3. Don’t overlook the basics
Look through the member value chain to be sure your resources are appropriately focused on care management, network management, and member services. Look for opportunities to improve performance, enhance quality, and control costs. This is the foundation of a high Stars rating, and sets the stage for all your other efforts.
Growth means increased risk as well as increased opportunity
The number of Medicare beneficiaries is expanding every year, as aging baby boomers swell the over-65 population. And more of those seniors are choosing Medicare Advantage plans, which now account for 31 percent of all Medicare beneficiaries, up from 22 percent in 2008. In five states, the penetration rate exceeds 40 percent, and that trend is expected to continue.
With this growth, Star ratings become even more important.

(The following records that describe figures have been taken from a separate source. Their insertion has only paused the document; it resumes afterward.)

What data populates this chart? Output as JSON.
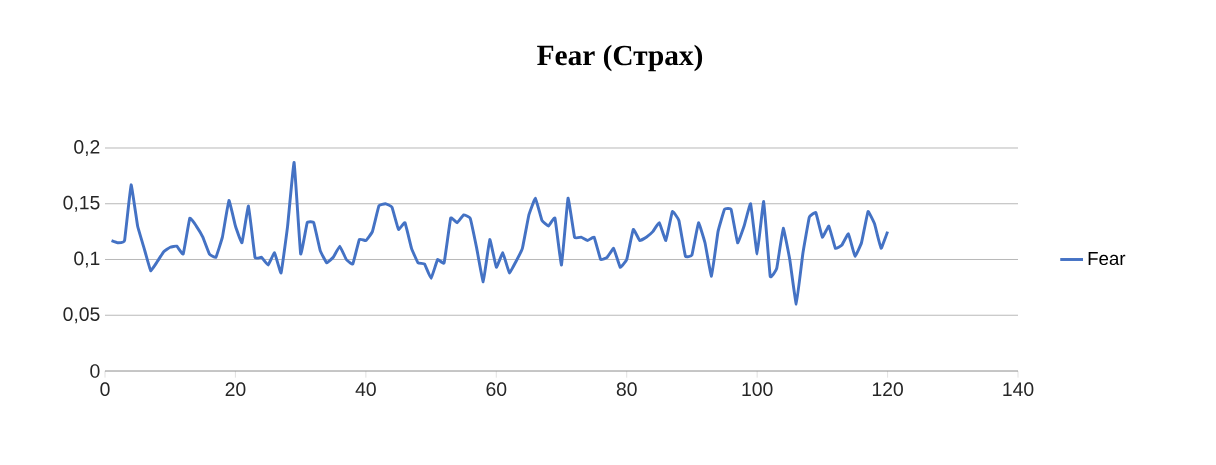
{
  "chart_data": {
    "type": "line",
    "title": "**Fear (Страх)**",
    "x": [
      1,
      2,
      3,
      4,
      5,
      6,
      7,
      8,
      9,
      10,
      11,
      12,
      13,
      14,
      15,
      16,
      17,
      18,
      19,
      20,
      21,
      22,
      23,
      24,
      25,
      26,
      27,
      28,
      29,
      30,
      31,
      32,
      33,
      34,
      35,
      36,
      37,
      38,
      39,
      40,
      41,
      42,
      43,
      44,
      45,
      46,
      47,
      48,
      49,
      50,
      51,
      52,
      53,
      54,
      55,
      56,
      57,
      58,
      59,
      60,
      61,
      62,
      63,
      64,
      65,
      66,
      67,
      68,
      69,
      70,
      71,
      72,
      73,
      74,
      75,
      76,
      77,
      78,
      79,
      80,
      81,
      82,
      83,
      84,
      85,
      86,
      87,
      88,
      89,
      90,
      91,
      92,
      93,
      94,
      95,
      96,
      97,
      98,
      99,
      100,
      101,
      102,
      103,
      104,
      105,
      106,
      107,
      108,
      109,
      110,
      111,
      112,
      113,
      114,
      115,
      116,
      117,
      118,
      119,
      120
    ],
    "series": [
      {
        "name": "Fear",
        "color": "#4472c4",
        "values": [
          0.117,
          0.115,
          0.117,
          0.167,
          0.13,
          0.11,
          0.09,
          0.098,
          0.107,
          0.111,
          0.112,
          0.105,
          0.137,
          0.13,
          0.12,
          0.105,
          0.102,
          0.12,
          0.153,
          0.13,
          0.115,
          0.148,
          0.102,
          0.102,
          0.095,
          0.106,
          0.088,
          0.13,
          0.187,
          0.105,
          0.133,
          0.133,
          0.108,
          0.097,
          0.102,
          0.112,
          0.1,
          0.096,
          0.118,
          0.117,
          0.125,
          0.148,
          0.15,
          0.147,
          0.127,
          0.133,
          0.11,
          0.097,
          0.096,
          0.083,
          0.1,
          0.097,
          0.137,
          0.133,
          0.14,
          0.137,
          0.11,
          0.08,
          0.118,
          0.093,
          0.106,
          0.088,
          0.098,
          0.11,
          0.14,
          0.155,
          0.135,
          0.13,
          0.137,
          0.095,
          0.155,
          0.12,
          0.12,
          0.117,
          0.12,
          0.1,
          0.102,
          0.11,
          0.093,
          0.1,
          0.127,
          0.117,
          0.12,
          0.125,
          0.133,
          0.117,
          0.143,
          0.135,
          0.103,
          0.104,
          0.133,
          0.115,
          0.085,
          0.125,
          0.145,
          0.145,
          0.115,
          0.13,
          0.15,
          0.105,
          0.152,
          0.085,
          0.092,
          0.128,
          0.1,
          0.06,
          0.105,
          0.138,
          0.142,
          0.12,
          0.13,
          0.11,
          0.113,
          0.123,
          0.103,
          0.115,
          0.143,
          0.132,
          0.11,
          0.125
        ]
      }
    ],
    "xlim": [
      0,
      140
    ],
    "xticks": [
      0,
      20,
      40,
      60,
      80,
      100,
      120,
      140
    ],
    "ylim": [
      0,
      0.2
    ],
    "yticks": [
      {
        "value": 0,
        "label": "0"
      },
      {
        "value": 0.05,
        "label": "0,05"
      },
      {
        "value": 0.1,
        "label": "0,1"
      },
      {
        "value": 0.15,
        "label": "0,15"
      },
      {
        "value": 0.2,
        "label": "0,2"
      }
    ],
    "grid": "y",
    "legend": "right",
    "marker": "none",
    "line_style": "solid"
  }
}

Plans that achieve a 4.5 or above rating on the Stars system receive increased reimbursement rates, and the more members in your plan, the greater the dollar amount. Also, seniors can enroll in a 5-Star program anytime in the year, not just during open enrollment.
But that increased opportunity also increases your financial risk and intensifies the need to focus your efforts on key cohorts. To excel on the CMS Star ratings, you need to help high-risk members improve outcomes, which requires a focused, sustainable effort.
A higher Star rating will ensure higher pay back, which in turn will provide you funds to drive business innovation towards gaining competitive advantage and better market positioning in the quickly changing healthcare landscape.
Suman De, MD, MHA is Principal Consultant & Healthcare Solutions Leader for NTT DATA.